Das Glück, Amina näher kennen zu lernen, Scarlets Hausmädchen. Hausfrau wäre besser gesagt, Amina ist fünfzig oder so, obwohl man sich bei Indern der unteren Gehaltsstufen durchaus auch schon mal schwer irren kann, was ihr Alter angeht. Amina würde sich selbst nicht den unteren Gehaltsstufen zuordnen.
«Mam very goooooooood! Mam pay me 4000 Rupeeeee!»
Teilt man das durch fünfzig, hat man den entsprechenden Eurobetrag.
«Mam very gooooooooooood!»
Und:
«Amina very happiiiiiiiiiiiiiiiiii!»
Und dann singt sie den ganzen Tag. Das ist nicht so dahergesagt.
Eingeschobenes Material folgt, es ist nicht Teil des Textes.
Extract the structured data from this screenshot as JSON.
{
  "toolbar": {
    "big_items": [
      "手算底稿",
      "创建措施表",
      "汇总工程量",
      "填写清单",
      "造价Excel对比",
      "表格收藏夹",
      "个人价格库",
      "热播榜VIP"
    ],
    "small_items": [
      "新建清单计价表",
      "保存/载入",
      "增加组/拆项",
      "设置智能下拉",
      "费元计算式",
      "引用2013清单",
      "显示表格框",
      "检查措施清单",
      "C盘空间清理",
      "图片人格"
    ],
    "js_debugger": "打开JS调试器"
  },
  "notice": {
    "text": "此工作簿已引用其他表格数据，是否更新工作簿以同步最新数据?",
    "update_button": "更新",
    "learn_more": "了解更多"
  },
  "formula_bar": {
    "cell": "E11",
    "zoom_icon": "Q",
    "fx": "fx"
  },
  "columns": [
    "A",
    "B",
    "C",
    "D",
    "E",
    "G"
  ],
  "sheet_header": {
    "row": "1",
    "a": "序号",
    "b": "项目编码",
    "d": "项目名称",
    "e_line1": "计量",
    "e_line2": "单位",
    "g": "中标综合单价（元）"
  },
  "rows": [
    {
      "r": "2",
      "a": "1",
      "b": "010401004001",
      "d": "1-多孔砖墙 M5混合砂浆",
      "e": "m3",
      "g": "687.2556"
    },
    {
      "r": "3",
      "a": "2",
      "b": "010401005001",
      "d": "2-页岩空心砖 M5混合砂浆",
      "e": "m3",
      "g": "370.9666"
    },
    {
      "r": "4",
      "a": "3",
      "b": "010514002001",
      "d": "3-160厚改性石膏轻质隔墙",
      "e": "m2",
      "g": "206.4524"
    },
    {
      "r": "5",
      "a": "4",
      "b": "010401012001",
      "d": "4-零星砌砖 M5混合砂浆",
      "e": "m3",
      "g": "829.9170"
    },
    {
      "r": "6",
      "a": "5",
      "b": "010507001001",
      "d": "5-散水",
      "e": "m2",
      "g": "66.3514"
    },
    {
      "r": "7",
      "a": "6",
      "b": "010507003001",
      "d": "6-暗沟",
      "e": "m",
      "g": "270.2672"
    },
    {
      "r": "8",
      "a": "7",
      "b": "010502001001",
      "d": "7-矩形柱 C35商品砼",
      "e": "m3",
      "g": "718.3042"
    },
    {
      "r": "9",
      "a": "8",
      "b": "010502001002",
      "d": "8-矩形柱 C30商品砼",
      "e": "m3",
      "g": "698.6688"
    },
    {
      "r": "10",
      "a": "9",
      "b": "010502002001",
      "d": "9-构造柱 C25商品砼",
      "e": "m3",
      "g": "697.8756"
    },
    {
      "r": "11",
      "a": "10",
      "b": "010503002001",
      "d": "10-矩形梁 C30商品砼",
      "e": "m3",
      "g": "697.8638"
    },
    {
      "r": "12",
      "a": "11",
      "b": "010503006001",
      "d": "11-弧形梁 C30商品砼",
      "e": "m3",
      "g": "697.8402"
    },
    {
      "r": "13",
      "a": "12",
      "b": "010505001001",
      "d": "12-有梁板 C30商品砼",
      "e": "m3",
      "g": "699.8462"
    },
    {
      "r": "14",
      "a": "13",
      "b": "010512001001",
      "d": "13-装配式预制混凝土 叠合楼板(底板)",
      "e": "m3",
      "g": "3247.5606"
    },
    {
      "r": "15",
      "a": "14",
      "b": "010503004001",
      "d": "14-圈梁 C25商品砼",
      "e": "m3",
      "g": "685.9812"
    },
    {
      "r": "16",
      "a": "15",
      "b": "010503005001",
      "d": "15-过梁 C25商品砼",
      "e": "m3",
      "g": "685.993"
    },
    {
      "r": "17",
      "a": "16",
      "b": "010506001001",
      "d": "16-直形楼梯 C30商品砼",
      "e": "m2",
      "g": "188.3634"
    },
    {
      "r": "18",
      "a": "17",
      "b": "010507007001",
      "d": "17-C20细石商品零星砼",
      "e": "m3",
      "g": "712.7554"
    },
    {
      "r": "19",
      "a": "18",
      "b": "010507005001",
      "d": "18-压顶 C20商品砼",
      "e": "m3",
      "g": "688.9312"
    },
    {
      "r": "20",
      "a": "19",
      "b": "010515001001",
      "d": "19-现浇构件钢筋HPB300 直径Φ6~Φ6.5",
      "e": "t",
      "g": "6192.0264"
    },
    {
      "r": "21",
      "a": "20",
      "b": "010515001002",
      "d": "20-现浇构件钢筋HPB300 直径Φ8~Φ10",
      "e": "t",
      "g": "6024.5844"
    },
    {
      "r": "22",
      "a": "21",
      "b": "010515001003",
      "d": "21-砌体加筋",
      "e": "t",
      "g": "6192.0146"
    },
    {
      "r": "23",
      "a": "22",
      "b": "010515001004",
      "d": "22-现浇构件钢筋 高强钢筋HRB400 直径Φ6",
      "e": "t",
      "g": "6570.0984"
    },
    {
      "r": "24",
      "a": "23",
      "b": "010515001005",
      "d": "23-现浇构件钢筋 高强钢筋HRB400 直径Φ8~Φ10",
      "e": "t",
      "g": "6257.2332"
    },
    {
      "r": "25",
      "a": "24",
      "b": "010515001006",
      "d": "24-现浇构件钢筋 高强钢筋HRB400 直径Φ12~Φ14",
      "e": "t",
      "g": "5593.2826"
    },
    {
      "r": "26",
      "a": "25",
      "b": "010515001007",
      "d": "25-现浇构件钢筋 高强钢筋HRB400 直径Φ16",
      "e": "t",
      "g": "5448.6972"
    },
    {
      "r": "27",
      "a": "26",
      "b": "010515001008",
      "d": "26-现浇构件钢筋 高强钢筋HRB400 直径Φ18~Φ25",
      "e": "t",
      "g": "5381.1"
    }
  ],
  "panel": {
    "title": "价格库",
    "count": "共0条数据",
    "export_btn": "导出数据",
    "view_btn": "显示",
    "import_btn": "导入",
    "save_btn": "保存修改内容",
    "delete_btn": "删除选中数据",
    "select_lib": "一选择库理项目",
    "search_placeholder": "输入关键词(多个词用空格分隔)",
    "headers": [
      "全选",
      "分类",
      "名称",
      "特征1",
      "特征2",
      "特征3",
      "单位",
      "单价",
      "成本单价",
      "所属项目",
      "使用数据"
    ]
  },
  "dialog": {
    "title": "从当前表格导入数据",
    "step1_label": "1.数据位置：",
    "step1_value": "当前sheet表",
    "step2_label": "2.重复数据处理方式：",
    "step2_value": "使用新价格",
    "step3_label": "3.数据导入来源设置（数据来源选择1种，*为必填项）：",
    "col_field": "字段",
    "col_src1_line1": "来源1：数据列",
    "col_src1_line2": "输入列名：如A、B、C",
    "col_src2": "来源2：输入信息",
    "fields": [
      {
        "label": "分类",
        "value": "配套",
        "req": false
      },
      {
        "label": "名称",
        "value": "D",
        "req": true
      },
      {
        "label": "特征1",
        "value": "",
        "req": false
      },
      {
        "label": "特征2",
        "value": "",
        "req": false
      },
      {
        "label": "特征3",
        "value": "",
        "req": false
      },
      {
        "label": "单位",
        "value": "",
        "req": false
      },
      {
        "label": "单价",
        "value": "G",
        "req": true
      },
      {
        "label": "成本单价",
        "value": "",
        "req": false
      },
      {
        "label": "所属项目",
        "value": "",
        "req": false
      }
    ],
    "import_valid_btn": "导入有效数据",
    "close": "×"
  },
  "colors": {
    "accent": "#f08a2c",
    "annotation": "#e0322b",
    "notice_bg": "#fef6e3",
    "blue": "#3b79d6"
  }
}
Sie singt tatsächlich ununterbrochen. Und überall. So weiß man immer, wo sie ist. Sie singt sogar vor der Haustür. So hört man sie kommen. Und immer dasselbe Lied, wenn es überhaupt ein Lied ist und nicht irgendein Trallala, eine Art Vogelgezwitscher mit menschlicher Zunge vorgetragen. Amina zwitschert beim Abwasch, beim Bettenmachen, beim Teppichklopfen, beim Bodenwischen das Lob auf ihre Mam, vielleicht lobpreist sie aber auch direkt die Güte des Lebens oder die Güte ihres Gottes, in diesem Fall die Güte Allahs.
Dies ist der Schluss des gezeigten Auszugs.